Nach der Generation Y kommt die Generation Game. Zu ihr gehören Spielbegeisterte aller Altersgruppen. Diese standen im Mittelpunkt der heutigen Veranstaltung Generation Game im Haus der Berliner Festspiele, veranstaltet vom Kompetenzzentrum Kultur- und Kreativwirtschaft des Bundes, und wir waren mit dabei. Einen Tag lang haben sich Spielegestalter, Kreative und Medienschaffende mit dem traditionsreichen homo ludens und dessen modernem Fortbestand in der Generation Game in Podiumsgesprächen und auch im Selbstversuch auseinandergesetzt.

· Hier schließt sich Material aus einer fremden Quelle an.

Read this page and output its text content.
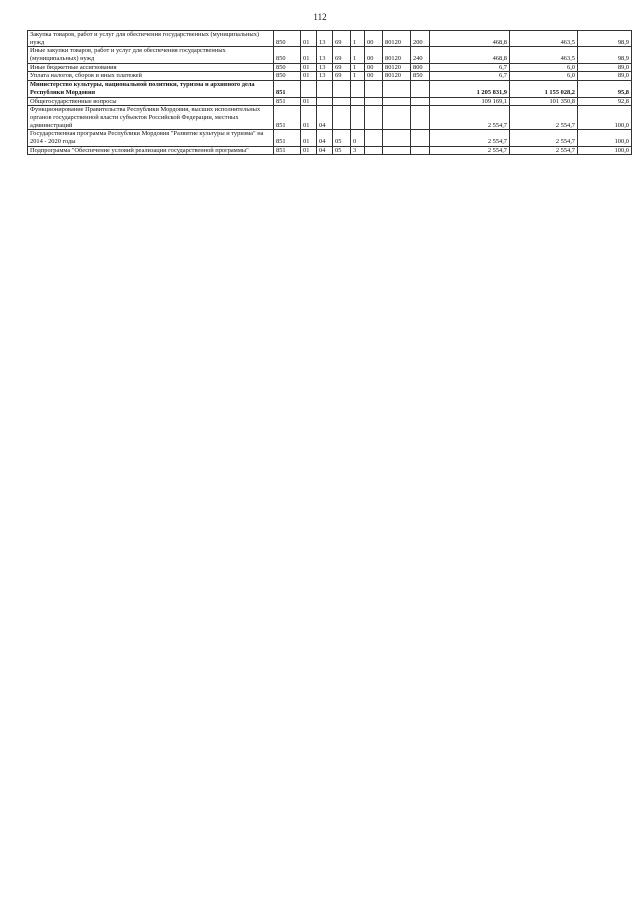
112
Закупка товаров, работ и услуг для обеспечения государственных (муниципальных) нужд	850	01	13	69	1	00	80120	200	468,8	463,5	98,9
Иные закупки товаров, работ и услуг для обеспечения государственных (муниципальных) нужд	850	01	13	69	1	00	80120	240	468,8	463,5	98,9
Иные бюджетные ассигнования	850	01	13	69	1	00	80120	800	6,7	6,0	89,0
Уплата налогов, сборов и иных платежей	850	01	13	69	1	00	80120	850	6,7	6,0	89,0
Министерство культуры, национальной политики, туризма и архивного дела Республики Мордовия	851								1 205 831,9	1 155 028,2	95,8
Общегосударственные вопросы	851	01							109 169,1	101 350,8	92,8
Функционирование Правительства Республики Мордовия, высших исполнительных органов государственной власти субъектов Российской Федерации, местных администраций	851	01	04						2 554,7	2 554,7	100,0
Государственная программа Республики Мордовия "Развитие культуры и туризма" на 2014 - 2020 годы	851	01	04	05	0				2 554,7	2 554,7	100,0
Подпрограмма "Обеспечение условий реализации государственной программы"	851	01	04	05	3				2 554,7	2 554,7	100,0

Zur Einleitung fand ein sogenanntes Live Escape Game statt, bei dem das Publikum miteinbezogen wurde. Das fanden wir natürlich besonders spannend. Die Anwesenden wurden, gemeinsam mit zwölf Experten, zum Teil einer Entführungsgeschichte, mussten unter Zeitdruck Aufgaben lösen und Entscheidungen treffen, um binnen einer halben Stunde wortwörtlich ins Freie zu gelangen.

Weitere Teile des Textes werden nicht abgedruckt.